In Shipping Law News 10/09/2016
The Wall Street Journal has recently observed that if Hanjin Shipping Co. Ltd. fails in its attempts to reorganize and emerge from bankruptcy proceedings in Korea, it would represent the largest container shipping company to date to collapse. In the meantime, its creditors have apparently been active in Chinese, Singaporean, and American ports. At this time, the federal district court in Los Angeles has allowed the arrest of one vessel (the Montevideo) on account of unpaid bunkering charges, and is still considering two requests for the attachment of Hanjin’s assets on behalf of two owners who charter vessels to Hanjin.
Hanjin’s decision to file a chapter 15 ancillary bankruptcy proceeding in the United States this past Friday does not put an automatic freeze on further ship seizures. However, the U.S. Bankruptcy Court judge assigned to that proceeding has indicated that he will consider Hanjin’s petition this afternoon, and if granted, the automatic bankruptcy stay will begin protecting Hanjin within the United States (and within U.S. waters). Not much time remains for further creditors to obtain maritime attachments or arrest orders against Hanjin’s vessels or other assets.

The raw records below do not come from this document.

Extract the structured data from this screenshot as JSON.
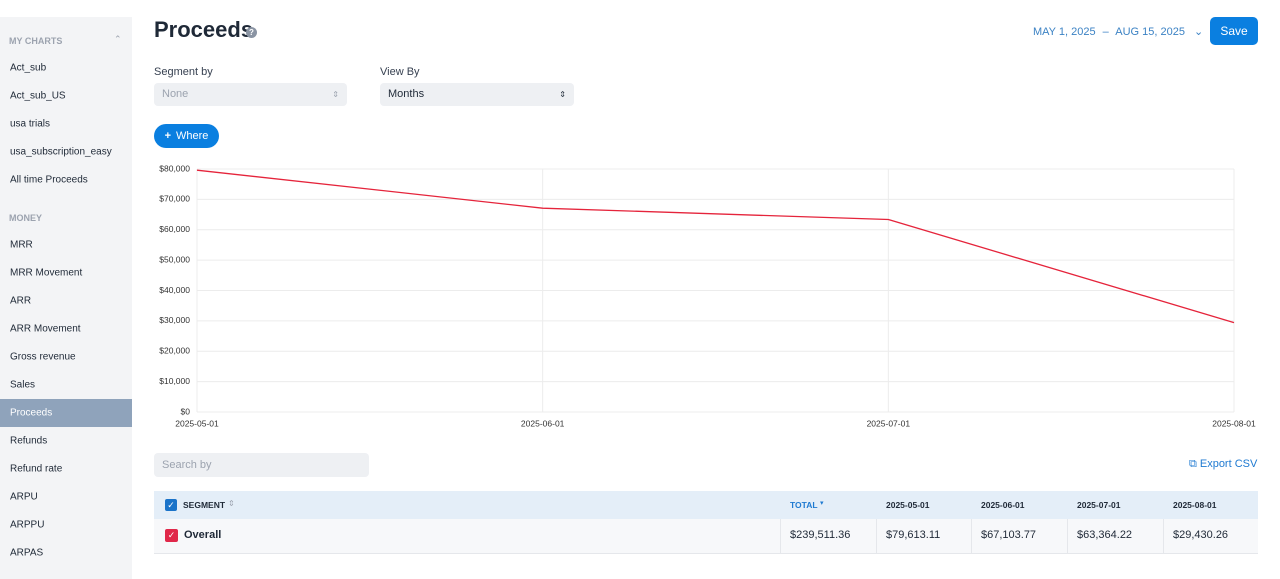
{
  "sidebar": {
    "sections": [
      {
        "title": "MY CHARTS",
        "items": [
          {
            "label": "Act_sub"
          },
          {
            "label": "Act_sub_US"
          },
          {
            "label": "usa trials"
          },
          {
            "label": "usa_subscription_easy"
          },
          {
            "label": "All time Proceeds"
          }
        ]
      },
      {
        "title": "MONEY",
        "items": [
          {
            "label": "MRR"
          },
          {
            "label": "MRR Movement"
          },
          {
            "label": "ARR"
          },
          {
            "label": "ARR Movement"
          },
          {
            "label": "Gross revenue"
          },
          {
            "label": "Sales"
          },
          {
            "label": "Proceeds",
            "selected": true
          },
          {
            "label": "Refunds"
          },
          {
            "label": "Refund rate"
          },
          {
            "label": "ARPU"
          },
          {
            "label": "ARPPU"
          },
          {
            "label": "ARPAS"
          }
        ]
      }
    ]
  },
  "header": {
    "title": "Proceeds",
    "date_start": "MAY 1, 2025",
    "date_separator": "–",
    "date_end": "AUG 15, 2025",
    "save": "Save"
  },
  "controls": {
    "segment_by": {
      "label": "Segment by",
      "value": "None"
    },
    "view_by": {
      "label": "View By",
      "value": "Months"
    },
    "where": "Where"
  },
  "chart_data": {
    "type": "line",
    "categories": [
      "2025-05-01",
      "2025-06-01",
      "2025-07-01",
      "2025-08-01"
    ],
    "series": [
      {
        "color": "#e5243b",
        "values": [
          79613.11,
          67103.77,
          63364.22,
          29430.26
        ]
      }
    ],
    "ylim": [
      0,
      80000
    ],
    "yticks": [
      {
        "value": 0,
        "label": "$0"
      },
      {
        "value": 10000,
        "label": "$10,000"
      },
      {
        "value": 20000,
        "label": "$20,000"
      },
      {
        "value": 30000,
        "label": "$30,000"
      },
      {
        "value": 40000,
        "label": "$40,000"
      },
      {
        "value": 50000,
        "label": "$50,000"
      },
      {
        "value": 60000,
        "label": "$60,000"
      },
      {
        "value": 70000,
        "label": "$70,000"
      },
      {
        "value": 80000,
        "label": "$80,000"
      }
    ],
    "grid": true
  },
  "search_placeholder": "Search by",
  "export": "Export CSV",
  "table": {
    "columns": [
      "SEGMENT",
      "TOTAL",
      "2025-05-01",
      "2025-06-01",
      "2025-07-01",
      "2025-08-01"
    ],
    "rows": [
      [
        "Overall",
        "$239,511.36",
        "$79,613.11",
        "$67,103.77",
        "$63,364.22",
        "$29,430.26"
      ]
    ]
  }
}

Beyond the effectiveness of the automatic bankruptcy stay, not much is else is so settled in the law concerning bankruptcy shipping companies. The Second Circuit’s 2005 decision in In re Millenium Seacarriers, Inc. points out the continuing uncertainty in U.S. law concerning the boundary between exclusive bankruptcy jurisdiction and exclusive maritime jurisdiction. As Judge Sotomayor (as she then was) observed in Millenium Seacarriers, while a bankruptcy judge can preside over the distribution of maritime assets, only a federal district court judge sitting in admiralty can dispose of a vessel by judicial sale, free and clear of maritime liens. In the meantime, there seems little disagreement that judges sitting in admiralty recognize the paramount impact of the automatic bankruptcy stay. Thus, once an automatic stay is instituted for Hanjin, there can be no more vessel seizures in U.S. waters.

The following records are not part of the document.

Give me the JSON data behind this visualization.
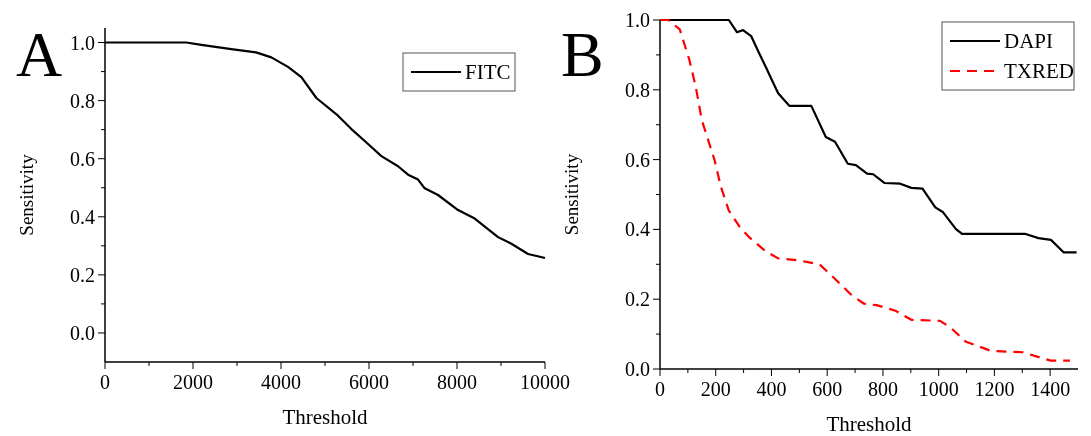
{
  "chart_data": [
    {
      "type": "line",
      "title": "A",
      "xlabel": "Threshold",
      "ylabel": "Sensitivity",
      "xlim": [
        0,
        10000
      ],
      "ylim": [
        -0.1,
        1.05
      ],
      "xticks": [
        0,
        {
          "value": 1000,
          "label": null
        },
        2000,
        {
          "value": 3000,
          "label": null
        },
        4000,
        {
          "value": 5000,
          "label": null
        },
        6000,
        {
          "value": 7000,
          "label": null
        },
        8000,
        {
          "value": 9000,
          "label": null
        },
        10000
      ],
      "yticks": [
        "0.0",
        {
          "value": 0.1,
          "label": null
        },
        {
          "value": 0.2,
          "label": "0.2"
        },
        {
          "value": 0.3,
          "label": null
        },
        {
          "value": 0.4,
          "label": "0.4"
        },
        {
          "value": 0.5,
          "label": null
        },
        {
          "value": 0.6,
          "label": "0.6"
        },
        {
          "value": 0.7,
          "label": null
        },
        {
          "value": 0.8,
          "label": "0.8"
        },
        {
          "value": 0.9,
          "label": null
        },
        {
          "value": 1.0,
          "label": "1.0"
        }
      ],
      "legend": "top right",
      "grid": false,
      "series": [
        {
          "name": "FITC",
          "color": "#000000",
          "line_style": "solid",
          "x": [
            0,
            1848,
            2189,
            2871,
            3433,
            3781,
            4159,
            4462,
            4804,
            5296,
            5600,
            5903,
            6282,
            6660,
            6888,
            7115,
            7266,
            7569,
            8024,
            8403,
            8933,
            9236,
            9615,
            10000
          ],
          "values": [
            1.0,
            1.0,
            0.992,
            0.977,
            0.966,
            0.949,
            0.916,
            0.881,
            0.809,
            0.748,
            0.702,
            0.661,
            0.609,
            0.574,
            0.545,
            0.528,
            0.498,
            0.475,
            0.423,
            0.394,
            0.33,
            0.307,
            0.272,
            0.258
          ]
        }
      ]
    },
    {
      "type": "line",
      "title": "B",
      "xlabel": "Threshold",
      "ylabel": "Sensitivity",
      "xlim": [
        0,
        1500
      ],
      "ylim": [
        0,
        1.0
      ],
      "xticks": [
        0,
        {
          "value": 100,
          "label": null
        },
        200,
        {
          "value": 300,
          "label": null
        },
        400,
        {
          "value": 500,
          "label": null
        },
        600,
        {
          "value": 700,
          "label": null
        },
        800,
        {
          "value": 900,
          "label": null
        },
        1000,
        {
          "value": 1100,
          "label": null
        },
        1200,
        {
          "value": 1300,
          "label": null
        },
        1400
      ],
      "yticks": [
        {
          "value": 0,
          "label": "0.0"
        },
        {
          "value": 0.1,
          "label": null
        },
        {
          "value": 0.2,
          "label": "0.2"
        },
        {
          "value": 0.3,
          "label": null
        },
        {
          "value": 0.4,
          "label": "0.4"
        },
        {
          "value": 0.5,
          "label": null
        },
        {
          "value": 0.6,
          "label": "0.6"
        },
        {
          "value": 0.7,
          "label": null
        },
        {
          "value": 0.8,
          "label": "0.8"
        },
        {
          "value": 0.9,
          "label": null
        },
        {
          "value": 1.0,
          "label": "1.0"
        }
      ],
      "legend": "top right",
      "grid": false,
      "series": [
        {
          "name": "DAPI",
          "color": "#000000",
          "line_style": "solid",
          "x": [
            0,
            247,
            276,
            298,
            327,
            355,
            384,
            401,
            424,
            464,
            543,
            595,
            628,
            674,
            703,
            743,
            765,
            805,
            862,
            902,
            942,
            988,
            1016,
            1062,
            1084,
            1312,
            1358,
            1403,
            1449,
            1495
          ],
          "values": [
            1.0,
            1.0,
            0.965,
            0.971,
            0.954,
            0.906,
            0.858,
            0.829,
            0.79,
            0.754,
            0.754,
            0.665,
            0.651,
            0.588,
            0.584,
            0.56,
            0.558,
            0.533,
            0.531,
            0.519,
            0.517,
            0.463,
            0.449,
            0.401,
            0.387,
            0.387,
            0.375,
            0.37,
            0.334,
            0.334
          ]
        },
        {
          "name": "TXRED",
          "color": "#ff0000",
          "line_style": "dashed",
          "x": [
            0,
            30,
            71,
            105,
            128,
            150,
            196,
            219,
            247,
            287,
            321,
            378,
            424,
            492,
            572,
            618,
            686,
            732,
            777,
            845,
            902,
            1005,
            1045,
            1096,
            1187,
            1301,
            1380,
            1402,
            1471
          ],
          "values": [
            1.0,
            1.0,
            0.973,
            0.887,
            0.81,
            0.713,
            0.598,
            0.521,
            0.454,
            0.406,
            0.377,
            0.338,
            0.317,
            0.312,
            0.3,
            0.266,
            0.213,
            0.187,
            0.183,
            0.167,
            0.141,
            0.138,
            0.117,
            0.079,
            0.052,
            0.048,
            0.029,
            0.024,
            0.024
          ]
        }
      ]
    }
  ]
}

If any maritime attachment has been perfected prior to entry of the automatic stay, there is precedent in the form of last year’s In re Daebo International Shipping Co. decision, in which the bankruptcy judge vacated the attachment without requiring the debtor to post any security, in part on the basis that the Korean bankruptcy judge’s order in that case was meant to have worldwide effect. In the current Hanjin petition before the U.S. Bankruptcy Court, part of Hanjin’s submission is that the Korean court’s protection is worldwide and is merely being confirmed by the use of U.S. chapter 15 proceedings. Thus, there is a good chance that attachments obtained on or after September 1 will be vacated by the U.S. Bankruptcy Court.

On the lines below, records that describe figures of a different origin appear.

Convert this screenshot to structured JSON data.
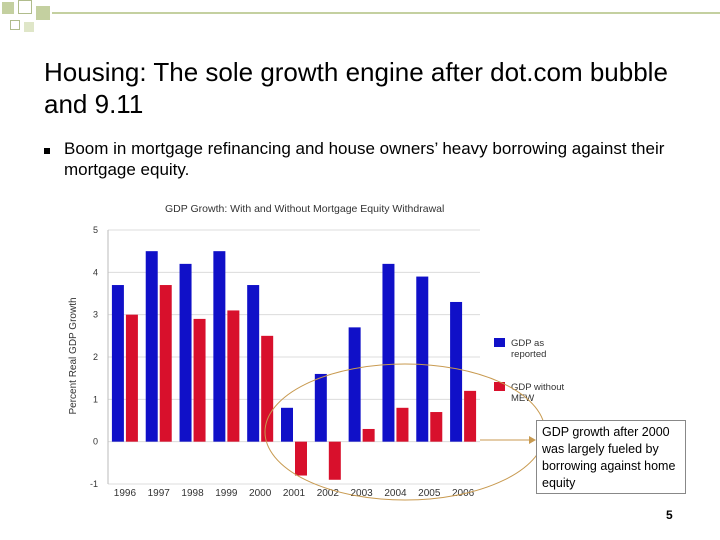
{
  "slide": {
    "title": "Housing: The sole growth engine after dot.com bubble and 9.11",
    "bullet": "Boom in mortgage refinancing and house owners’ heavy borrowing against their mortgage equity.",
    "callout": "GDP growth after 2000 was largely fueled by borrowing against home equity",
    "page_number": "5"
  },
  "colors": {
    "gdp_reported": "#1010c8",
    "gdp_without_mew": "#d8102c",
    "decor_square": "#c4d0a0",
    "annotation": "#c89a50"
  },
  "chart_data": {
    "type": "bar",
    "title": "GDP Growth: With and Without Mortgage Equity Withdrawal",
    "xlabel": "",
    "ylabel": "Percent Real GDP Growth",
    "categories": [
      "1996",
      "1997",
      "1998",
      "1999",
      "2000",
      "2001",
      "2002",
      "2003",
      "2004",
      "2005",
      "2006"
    ],
    "ylim": [
      -1,
      5
    ],
    "yticks": [
      "5",
      "4",
      "3",
      "2",
      "1",
      "0",
      "-1"
    ],
    "legend_position": "right",
    "series": [
      {
        "name": "GDP as reported",
        "values": [
          3.7,
          4.5,
          4.2,
          4.5,
          3.7,
          0.8,
          1.6,
          2.7,
          4.2,
          3.9,
          3.3
        ]
      },
      {
        "name": "GDP without MEW",
        "values": [
          3.0,
          3.7,
          2.9,
          3.1,
          2.5,
          -0.8,
          -0.9,
          0.3,
          0.8,
          0.7,
          1.2
        ]
      }
    ]
  }
}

There is much less chance that the arrest of the Montevideo will be summarily vacated without the obligation to provide “protection” to the arresting lienholder. The bunker supplier who arrested the Montevideo will claim the existence of a “maritime lien” for the supply of bunker fuel, since this was a prerequisite to the arrest itself. Maritime liens create great headaches for bankruptcy judges, as they do not fit within the usual definitions or categories normally provided for liens in bankruptcy (or much else in non-admiralty matters). There is precedent in bankruptcy and admiralty court decisions for allowing the bankruptcy judge to release an arrested vessel upon the payment of adequate security for the release of collateral, but also for the bankruptcy court’s reliance on the arresting admiralty court for ultimate disposal of the vessel. Whether it is the bankruptcy judge in Newark or the district court judge in Los Angeles who ultimately has authority to release or auction the vessel will be sorted out in the coming weeks and months.